Women achieving fulfilment for themselves and society

Women achieving fulfilment for themselves and society Pope Francis greets representatives of the World Union of Catholic Women’s Organisations during an audience with the group in the Paul VI hall at the Vatican May 13, 2023. Photo: CNS.
The Contemporary Woman: Can she really have it all, by Michele Guinness (Hodder, £10.99/ €12.99)

Author Michele Guinness is one of the Guinness clan, the Anglo-Irish brewing family of longstanding fame, but only by marriage. Back in 1999 she wrote a widely selling family history called The Guinness Spirit, which many found both entertaining and revealing.

Devoted

She in fact is married to an Anglican vicar who is one of the lesser known branches of the family devoted to Christian missionary work, a line less concerned with commerce than salvation. Now she tells, in part, an even more interesting tale.

She herself was born into the Jewish faith, which deepens the nature of the story she has to tell. Her theme is basically the notion that “sometimes it’s hard to be a woman”.

One has only to read the news, or just look around your own town to see how true that is, just about everywhere in the world. She wants to explore this situation through her own experiences of both family and society in the mingled forms known personally to her.

She starts with the “Hebrew Woman”. The Jewish mother is a celebrated character, especially among Jewish comedians in both America and Britain. Taken off with finality by Maureen Lipmann in those 1988 advertisements British Telecom – “If you got an ‘ology’ you’re a scientist” – it is hard to know also where television and film as a whole would be without her.

In the chapters in the first part of the book she is characterised as life giving, manipulative and assertive, all which Michele exemplifies through the mothers of childhood. But what magnificent people at times were produced in the process!

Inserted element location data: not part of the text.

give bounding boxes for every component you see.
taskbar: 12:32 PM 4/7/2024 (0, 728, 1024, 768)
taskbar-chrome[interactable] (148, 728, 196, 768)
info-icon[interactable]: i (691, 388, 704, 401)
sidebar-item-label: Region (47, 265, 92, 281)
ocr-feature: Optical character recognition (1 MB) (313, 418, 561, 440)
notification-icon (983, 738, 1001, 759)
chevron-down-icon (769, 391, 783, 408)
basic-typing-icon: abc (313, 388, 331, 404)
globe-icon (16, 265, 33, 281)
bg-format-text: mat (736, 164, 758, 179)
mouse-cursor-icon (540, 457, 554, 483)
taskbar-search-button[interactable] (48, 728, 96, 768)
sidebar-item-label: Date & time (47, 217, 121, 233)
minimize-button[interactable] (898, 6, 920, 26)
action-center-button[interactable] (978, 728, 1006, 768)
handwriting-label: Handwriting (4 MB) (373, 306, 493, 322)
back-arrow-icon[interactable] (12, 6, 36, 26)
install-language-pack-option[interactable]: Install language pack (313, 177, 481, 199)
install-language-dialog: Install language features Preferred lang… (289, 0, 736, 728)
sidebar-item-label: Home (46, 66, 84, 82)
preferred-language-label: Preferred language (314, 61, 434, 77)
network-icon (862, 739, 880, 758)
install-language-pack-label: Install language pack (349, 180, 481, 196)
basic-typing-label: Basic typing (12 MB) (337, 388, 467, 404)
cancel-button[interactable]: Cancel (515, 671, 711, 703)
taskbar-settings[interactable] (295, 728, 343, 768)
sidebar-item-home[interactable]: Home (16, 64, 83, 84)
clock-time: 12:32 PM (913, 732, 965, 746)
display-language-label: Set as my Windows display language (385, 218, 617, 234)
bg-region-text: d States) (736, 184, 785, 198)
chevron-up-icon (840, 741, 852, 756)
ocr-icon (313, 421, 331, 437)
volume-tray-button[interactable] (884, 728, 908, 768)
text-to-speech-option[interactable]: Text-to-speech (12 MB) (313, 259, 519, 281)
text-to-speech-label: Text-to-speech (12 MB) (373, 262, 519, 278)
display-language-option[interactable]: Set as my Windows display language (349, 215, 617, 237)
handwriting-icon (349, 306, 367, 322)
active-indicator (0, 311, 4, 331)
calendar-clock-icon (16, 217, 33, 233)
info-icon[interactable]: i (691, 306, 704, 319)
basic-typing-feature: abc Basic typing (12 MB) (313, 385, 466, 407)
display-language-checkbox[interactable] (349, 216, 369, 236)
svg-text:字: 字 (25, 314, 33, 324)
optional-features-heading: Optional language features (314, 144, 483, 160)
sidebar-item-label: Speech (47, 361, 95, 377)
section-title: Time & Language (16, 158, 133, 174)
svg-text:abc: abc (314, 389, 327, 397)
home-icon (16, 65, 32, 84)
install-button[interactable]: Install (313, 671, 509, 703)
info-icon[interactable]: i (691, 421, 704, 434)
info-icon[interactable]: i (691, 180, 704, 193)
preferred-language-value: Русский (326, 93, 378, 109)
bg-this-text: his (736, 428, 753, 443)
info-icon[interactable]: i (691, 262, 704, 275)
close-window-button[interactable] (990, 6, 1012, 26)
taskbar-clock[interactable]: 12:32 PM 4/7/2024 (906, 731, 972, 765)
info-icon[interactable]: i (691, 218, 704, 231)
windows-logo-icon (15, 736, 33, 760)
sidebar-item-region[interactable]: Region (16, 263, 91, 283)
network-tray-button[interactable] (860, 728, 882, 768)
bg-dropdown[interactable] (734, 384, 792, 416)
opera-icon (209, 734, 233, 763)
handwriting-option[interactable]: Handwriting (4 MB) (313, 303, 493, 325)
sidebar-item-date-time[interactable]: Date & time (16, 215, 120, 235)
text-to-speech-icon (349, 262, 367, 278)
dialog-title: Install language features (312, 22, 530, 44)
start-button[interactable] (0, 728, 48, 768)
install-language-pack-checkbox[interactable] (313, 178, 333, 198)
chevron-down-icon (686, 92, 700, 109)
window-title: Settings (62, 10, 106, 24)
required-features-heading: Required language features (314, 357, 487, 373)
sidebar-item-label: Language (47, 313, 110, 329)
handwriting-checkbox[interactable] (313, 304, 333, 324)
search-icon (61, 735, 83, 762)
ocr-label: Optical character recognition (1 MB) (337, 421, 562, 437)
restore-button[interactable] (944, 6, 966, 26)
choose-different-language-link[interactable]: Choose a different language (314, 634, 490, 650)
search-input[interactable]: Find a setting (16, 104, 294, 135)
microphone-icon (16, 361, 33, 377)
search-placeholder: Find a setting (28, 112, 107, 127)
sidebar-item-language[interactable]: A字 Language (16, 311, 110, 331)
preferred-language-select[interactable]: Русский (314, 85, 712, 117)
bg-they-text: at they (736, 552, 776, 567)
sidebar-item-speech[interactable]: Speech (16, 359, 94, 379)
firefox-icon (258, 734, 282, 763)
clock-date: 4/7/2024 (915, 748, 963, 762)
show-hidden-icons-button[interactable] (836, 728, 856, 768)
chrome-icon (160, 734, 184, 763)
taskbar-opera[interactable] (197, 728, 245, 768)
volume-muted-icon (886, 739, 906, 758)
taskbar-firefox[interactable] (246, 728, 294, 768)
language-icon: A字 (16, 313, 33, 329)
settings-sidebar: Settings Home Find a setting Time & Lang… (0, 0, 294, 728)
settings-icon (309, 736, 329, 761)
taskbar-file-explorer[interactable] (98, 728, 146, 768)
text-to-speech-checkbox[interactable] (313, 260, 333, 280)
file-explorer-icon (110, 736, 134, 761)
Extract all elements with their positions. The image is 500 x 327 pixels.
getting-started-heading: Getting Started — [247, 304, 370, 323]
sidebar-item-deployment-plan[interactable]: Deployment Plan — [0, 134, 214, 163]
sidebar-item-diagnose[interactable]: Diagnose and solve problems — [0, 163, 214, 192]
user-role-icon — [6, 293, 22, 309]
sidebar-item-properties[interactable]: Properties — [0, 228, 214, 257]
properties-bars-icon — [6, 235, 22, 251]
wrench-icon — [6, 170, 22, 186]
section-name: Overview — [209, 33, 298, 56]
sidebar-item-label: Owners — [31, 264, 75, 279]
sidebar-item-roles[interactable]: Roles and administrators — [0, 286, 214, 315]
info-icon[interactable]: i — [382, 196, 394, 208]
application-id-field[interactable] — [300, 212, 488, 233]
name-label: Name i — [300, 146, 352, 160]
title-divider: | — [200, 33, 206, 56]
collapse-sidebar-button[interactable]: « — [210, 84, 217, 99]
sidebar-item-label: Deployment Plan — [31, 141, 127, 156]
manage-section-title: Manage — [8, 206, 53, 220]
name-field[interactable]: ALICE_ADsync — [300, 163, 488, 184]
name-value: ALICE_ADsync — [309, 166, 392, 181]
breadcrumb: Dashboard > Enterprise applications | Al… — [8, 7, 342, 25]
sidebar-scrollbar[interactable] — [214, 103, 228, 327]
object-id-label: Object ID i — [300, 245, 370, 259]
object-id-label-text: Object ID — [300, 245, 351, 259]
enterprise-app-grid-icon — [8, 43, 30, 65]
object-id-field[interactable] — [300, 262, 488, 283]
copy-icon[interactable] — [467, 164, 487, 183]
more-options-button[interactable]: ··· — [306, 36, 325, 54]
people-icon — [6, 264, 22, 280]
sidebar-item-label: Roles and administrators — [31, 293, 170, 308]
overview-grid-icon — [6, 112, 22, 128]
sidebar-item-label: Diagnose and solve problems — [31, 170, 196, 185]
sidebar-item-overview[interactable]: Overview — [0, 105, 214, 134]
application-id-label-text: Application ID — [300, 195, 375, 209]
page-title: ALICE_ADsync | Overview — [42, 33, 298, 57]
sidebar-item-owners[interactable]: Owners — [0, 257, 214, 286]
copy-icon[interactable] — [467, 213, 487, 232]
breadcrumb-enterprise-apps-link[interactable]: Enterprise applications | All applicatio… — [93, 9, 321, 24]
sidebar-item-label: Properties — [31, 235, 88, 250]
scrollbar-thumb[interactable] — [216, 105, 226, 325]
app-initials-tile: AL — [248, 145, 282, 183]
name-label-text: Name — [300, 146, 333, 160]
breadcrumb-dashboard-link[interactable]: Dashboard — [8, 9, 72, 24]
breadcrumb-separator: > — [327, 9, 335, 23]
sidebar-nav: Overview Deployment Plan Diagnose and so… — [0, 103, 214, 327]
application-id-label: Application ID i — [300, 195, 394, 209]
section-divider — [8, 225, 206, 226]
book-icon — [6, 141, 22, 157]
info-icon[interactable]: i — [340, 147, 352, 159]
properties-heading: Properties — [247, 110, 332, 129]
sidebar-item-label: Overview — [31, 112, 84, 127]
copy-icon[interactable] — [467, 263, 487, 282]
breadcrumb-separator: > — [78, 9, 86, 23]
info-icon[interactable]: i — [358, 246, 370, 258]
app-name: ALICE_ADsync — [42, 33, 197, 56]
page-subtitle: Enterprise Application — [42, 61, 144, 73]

However, she met and married Peter Guinness and encountered another female archetype, “the Christ following woman”. Here the traditions were different. By contrast the Christian woman wanted to stand in the background, be silent and submissive. Not notions, she agrees, that are much admired today by many. (Somewhere in this range the ‘Irish Mammy’ is to be found, but she is not alluded to here.)

But what of today, what of ‘the contemporary woman’. Here we have the notion of the sexual woman, the mothering woman, and especially today, the working woman, who is often the single mother.

Yet at the end what ought to emerge from childhood and the events of growth, should be a ‘Woman of experience and maturity’.

One of the troubles with so much Christian writing today is that it tends to assume that Western models are the summit of all things. So where is the majority of the world? Where is the Japanese Empress, the Indian woman politician speaking across the chamber of the Indian parliament, where is the market lady of Nigerian society, the Chinese farmer’s wife?

Overlook

How easily we seem to overlook the real complications of the totality of humanity as God looks down on it…

But Michele Guinness is alert to this. “We don’t always recognise the opportunities and powers we have,” she writes in almost the last words of the book.

As a result “…If industry, institutions and governments, not to mention the Church, want to rise up and fly, they desperately need the voices of women. Otherwise they will have only half the expertise, half the capability, half the potential and half the achievement.”

It seems that in the Vatican, for example, the Pope realises this. Since May 2021 there have been a series of appointments to important senior and managerial posts at Rome. Other women followed in other roles.

Perhaps now the human potential of the Vatican will be better achieved too.